I'll tell you a little more about last year. SECDigitalNetwork.com
was a shell of its 2011 new and improved self, and the crack staff running the website was preparing for what coverage we could add should one of our teams make the Final Four. Yours truly, sitting in front of the television moments before Kentucky took the court against West Virginia, was looking at flights, checking car rental prices and preparing an in-depth report on the costs associated with such a trip.
I was more than prepared for my trek to Indianapolis, considering a visit to "Naptown" a certainty with the way our teams (UT and UK) were playing. I told my boss to book travel, and that we'd need to meet as a group to strategize what coverage we wanted to focus on. The optimist in me was already penciling in an SEC rematch in the NCAA Championship Game. I really thought with the apparent Final Four matchups should they advance (UT vs. Butler, UK vs. Duke) that it wasn't possible, but likely to happen. All they had to do was get there. No way they would both get eliminated.
Well, as you already know, they did. A cold shooting Kentucky team couldn't solve West Virginia's 1-3-1 zone, and Tennessee couldn't convert some key late baskets and lost to Michigan State. We went from a hope of conference history to an abrupt end of the season. This didn't happen over the period of a few weeks, but within 24 hours, making the sour feelings of disappointment all the more tough to swallow.

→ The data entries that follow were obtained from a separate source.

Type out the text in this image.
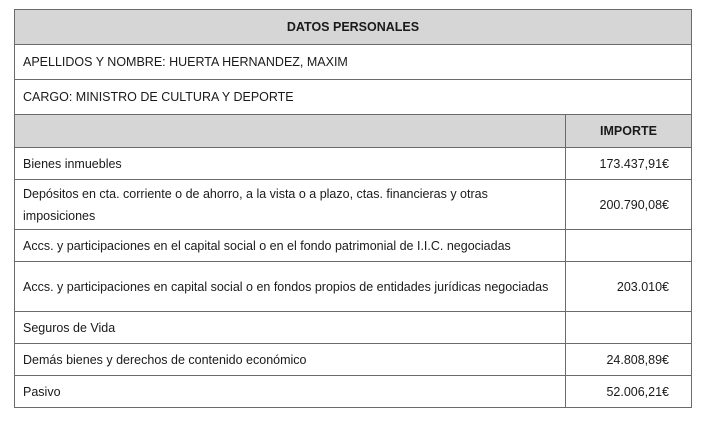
DATOS PERSONALES	
APELLIDOS Y NOMBRE: HUERTA HERNANDEZ, MAXIM	
CARGO: MINISTRO DE CULTURA Y DEPORTE	
	IMPORTE
Bienes inmuebles	173.437,91€
Depósitos en cta. corriente o de ahorro, a la vista o a plazo, ctas. financieras y otras imposiciones	200.790,08€
Accs. y participaciones en el capital social o en el fondo patrimonial de I.I.C. negociadas	
Accs. y participaciones en capital social o en fondos propios de entidades jurídicas negociadas	203.010€
Seguros de Vida	
Demás bienes y derechos de contenido económico	24.808,89€
Pasivo	52.006,21€
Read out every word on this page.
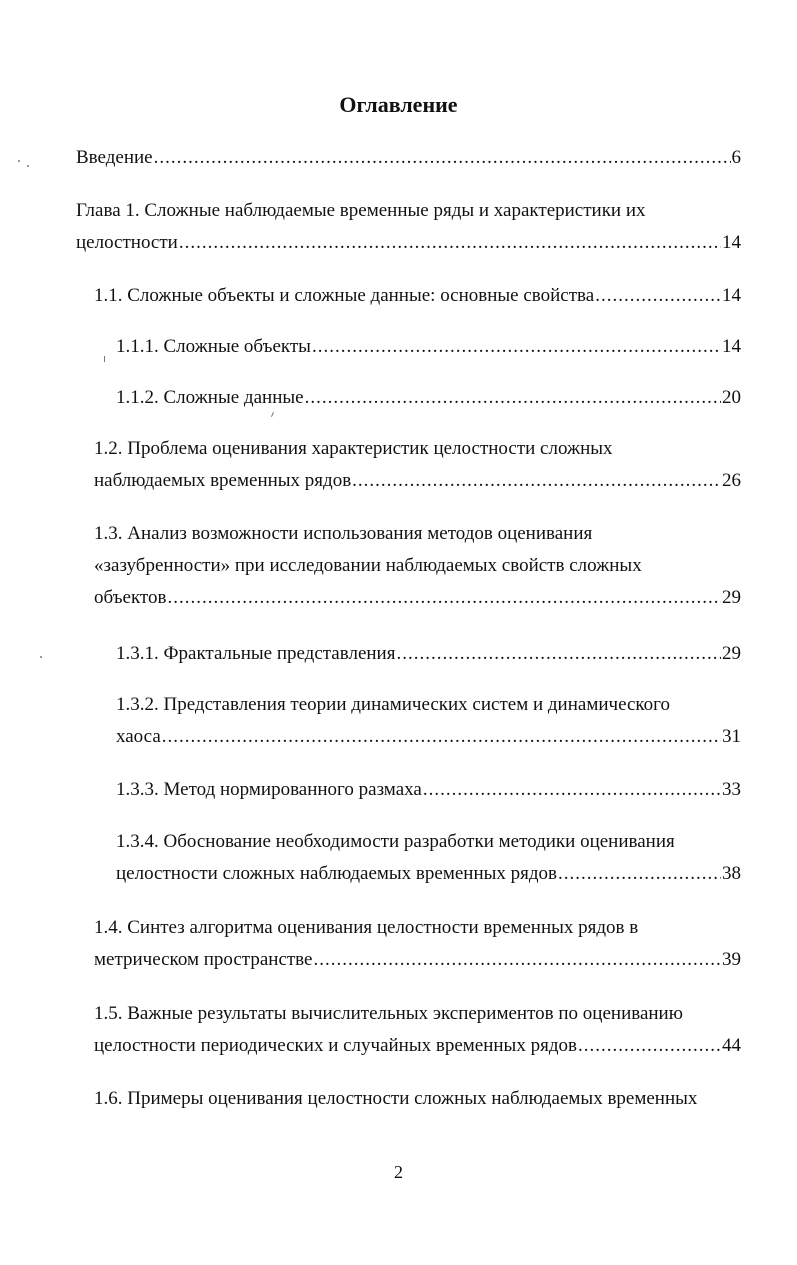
Оглавление
Введение .....	6
Глава 1. Сложные наблюдаемые временные ряды и характеристики их
целостности .....	14
1.1. Сложные объекты и сложные данные: основные свойства .....	14
1.1.1. Сложные объекты .....	14
1.1.2. Сложные данные .....	20
1.2. Проблема оценивания характеристик целостности сложных
наблюдаемых временных рядов .....	26
1.3. Анализ возможности использования методов оценивания
«зазубренности» при исследовании наблюдаемых свойств сложных
объектов .....	29
1.3.1. Фрактальные представления .....	29
1.3.2. Представления теории динамических систем и динамического
хаоса .....	31
1.3.3. Метод нормированного размаха .....	33
1.3.4. Обоснование необходимости разработки методики оценивания
целостности сложных наблюдаемых временных рядов .....	38
1.4. Синтез алгоритма оценивания целостности временных рядов в
метрическом пространстве .....	39
1.5. Важные результаты вычислительных экспериментов по оцениванию
целостности периодических и случайных временных рядов .....	44
1.6. Примеры оценивания целостности сложных наблюдаемых временных
2
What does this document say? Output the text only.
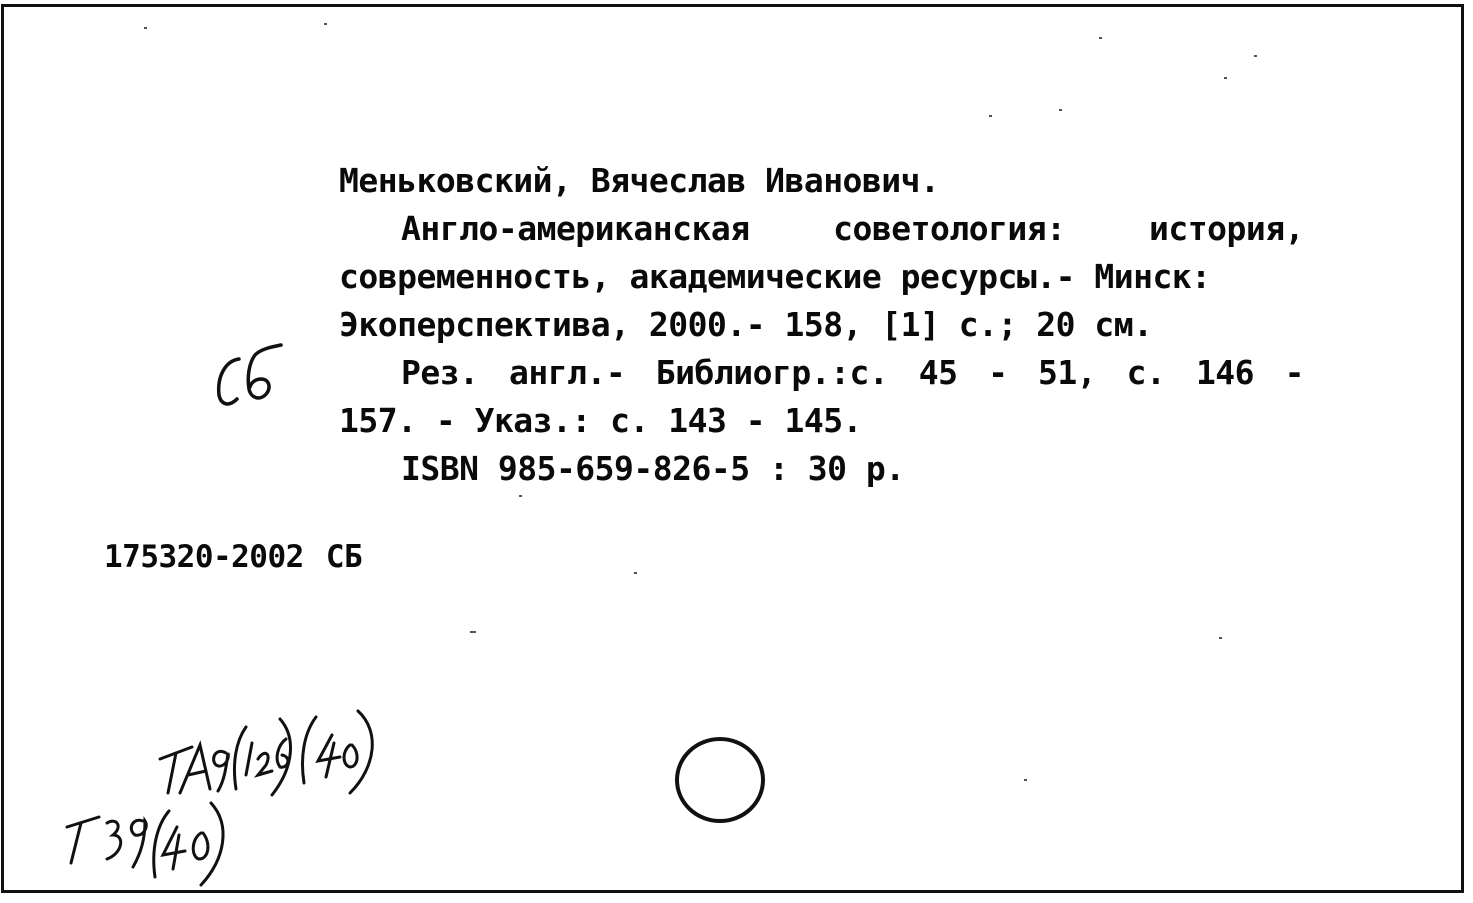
Меньковский, Вячеслав Иванович.
Англо-американская	советология:	история,
современность, академические ресурсы.- Минск:
Экоперспектива, 2000.- 158, [1] с.; 20 см.
Рез. англ.- Библиогр.:с. 45 - 51, с. 146 -
157. - Указ.: с. 143 - 145.
ISBN 985-659-826-5 : 30 р.
175320-2002 СБ
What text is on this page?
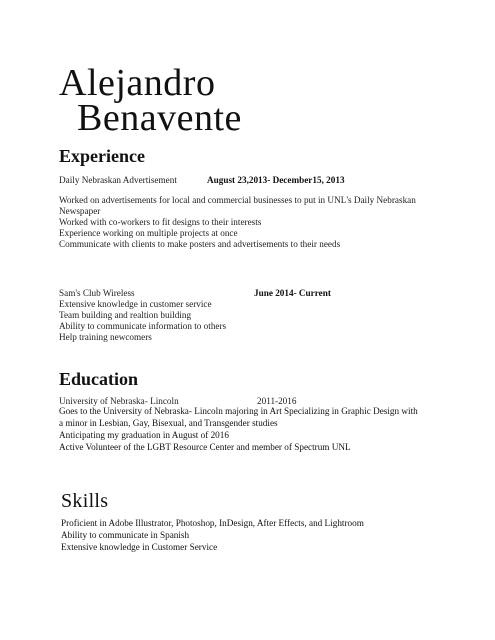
Alejandro
Benavente
Experience
Daily Nebraskan Advertisement	August 23,2013- December15, 2013
Worked on advertisements for local and commercial businesses to put in UNL's Daily Nebraskan
Newspaper
Worked with co-workers to fit designs to their interests
Experience working on multiple projects at once
Communicate with clients to make posters and advertisements to their needs
Sam's Club Wireless	June 2014- Current
Extensive knowledge in customer service
Team building and realtion building
Ability to communicate information to others
Help training newcomers
Education
University of Nebraska- Lincoln	2011-2016
Goes to the University of Nebraska- Lincoln majoring in Art Specializing in Graphic Design with
a minor in Lesbian, Gay, Bisexual, and Transgender studies
Anticipating my graduation in August of 2016
Active Volunteer of the LGBT Resource Center and member of Spectrum UNL
Skills
Proficient in Adobe Illustrator, Photoshop, InDesign, After Effects, and Lightroom
Ability to communicate in Spanish
Extensive knowledge in Customer Service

There would be no such feelings in 2011, as even though Florida couldn't advance, Kentucky found a way to capture victory. In their 76-69 win over North Carolina, the pessimist in me crept in at certain times, with John Calipari's bunch fighting to hold on despite UNC's hard charges in the second half. When UNC's Harrison Barnes went on his own personal scoring run late in the second half, the Cats looked vulnerable.
Only using a core rotation of six players, a tired group of athletes appeared to be trying to hold off the inevitable. However, Kentucky wouldn't wilt in the moment. Key plays by Harrellson, Liggins, Knight and more kept North Carolina at bay, sealing the win and punching UK's ticket to Houston.
Ironically, despite the SEC's presence in Houston, I myself will not be among the masses of media in attendance. In the past year, we've added great columnists for many of our sports, and that honor will fall to our "Blue Ribbon" writer, Chris Dortch, will lead the SEC Digital Network's coverage. Expect great work from Chris, as he gives us all a behind the scenes look at what will happen in Houston.
So, despite this long-winded column's attempt to recap the 2011 "March Madness", I can't help but come back to my opening remarks. Did you expect this to happen? I sure didn't. Going into this weekend, I don't know what to expect either. But, I will no longer doubt the SEC's chances on the biggest stage. Bring it home Wildcats!